In other words, Hispanics are assimilating. They’re becoming American. And just like with the white-ethnic immigrants who arrived at Ellis Island in the first quarter of the 20th century, the assimilation process is pushing them away from their traditional loyalty to the Democratic Party — and toward a new friendliness to the GOP.

It’s no wonder, then, that a December Wall Street Journal poll found that Hispanics are now evenly split between the two parties, with 37 percent polling in support of both Democrats and Republicans, respectively. (Twenty-two percent were undecided). “Latinos are more and more becoming swing voters.… They’re a swing vote that we’re going to have to fight for,’’ John Anzalone, a Democratic pollster whose company helped conduct the poll, told the Journal.

Mr. Anzalone’s correct. The only question is whether his party will notice in time. 

In fact, recent polling has poked holes in the narratives about Latino voters that predominate on both the left and the right. In elite Republican strategist circles, conventional wisdom long held that the party would need to moderate on cultural issues — and particularly immigration — to reach Latinos. The RNC’s famous “autopsy,” released on the heels of the party’s losses in the 2012 election, called for the GOP to “embrace and champion comprehensive immigration reform.” (What that meant, of course, was amnesty, worker visas, and open borders — policies that just so happened to be what many of the party’s special interests and donors already favored). “If we do not,” the autopsy argued, “our Party’s appeal will continue to shrink to its core constituencies only.”
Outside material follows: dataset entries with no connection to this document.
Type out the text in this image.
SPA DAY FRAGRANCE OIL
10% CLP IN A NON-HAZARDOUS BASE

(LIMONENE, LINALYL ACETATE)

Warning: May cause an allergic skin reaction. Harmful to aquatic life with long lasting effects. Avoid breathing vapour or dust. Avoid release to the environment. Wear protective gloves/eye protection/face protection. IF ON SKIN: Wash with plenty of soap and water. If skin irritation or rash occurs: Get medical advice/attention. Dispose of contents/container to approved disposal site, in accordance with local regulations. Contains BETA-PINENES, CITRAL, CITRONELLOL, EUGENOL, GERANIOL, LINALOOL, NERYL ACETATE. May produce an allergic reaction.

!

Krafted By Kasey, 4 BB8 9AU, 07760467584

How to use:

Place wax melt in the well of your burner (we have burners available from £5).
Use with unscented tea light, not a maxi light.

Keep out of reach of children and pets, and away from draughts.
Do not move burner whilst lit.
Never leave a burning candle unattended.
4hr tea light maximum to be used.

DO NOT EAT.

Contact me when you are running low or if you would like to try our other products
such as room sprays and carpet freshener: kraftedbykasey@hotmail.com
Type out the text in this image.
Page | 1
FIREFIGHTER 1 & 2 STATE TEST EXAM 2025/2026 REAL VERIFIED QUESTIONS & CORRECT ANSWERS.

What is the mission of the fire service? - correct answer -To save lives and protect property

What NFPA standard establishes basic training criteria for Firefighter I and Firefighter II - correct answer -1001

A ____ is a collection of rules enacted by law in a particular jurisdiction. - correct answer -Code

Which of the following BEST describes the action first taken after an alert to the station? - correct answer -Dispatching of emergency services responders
That turned out to be incorrect, too. Mr. Trump, of all people — arguably the staunchest immigration hawk to be nominated by either party in recent memory — initiated the beginnings of the long-foretold multiracial, working-class Republican coalition. In his own haphazard, chaotic way, the former president reached communities that more conventional Republican candidates could not. 

And this wasn’t in spite of Mr. Trump’s stance on immigration. Far from it. According to a new report from the Democratic polling firm Equis Research, 55 percent of Latinos who voted in the 2020 election favor more spending on border security. What’s more, 51 percent support limiting refugees and asylum-seekers, and 49 percent are for reducing the rate of legal immigration.

In other words, on immigration and many other issues, Latinos are not the liberals that both Republican and Democrat elites seemed to assume they were. That presents a real opportunity for Republicans up and down the ballot in 2022 and beyond.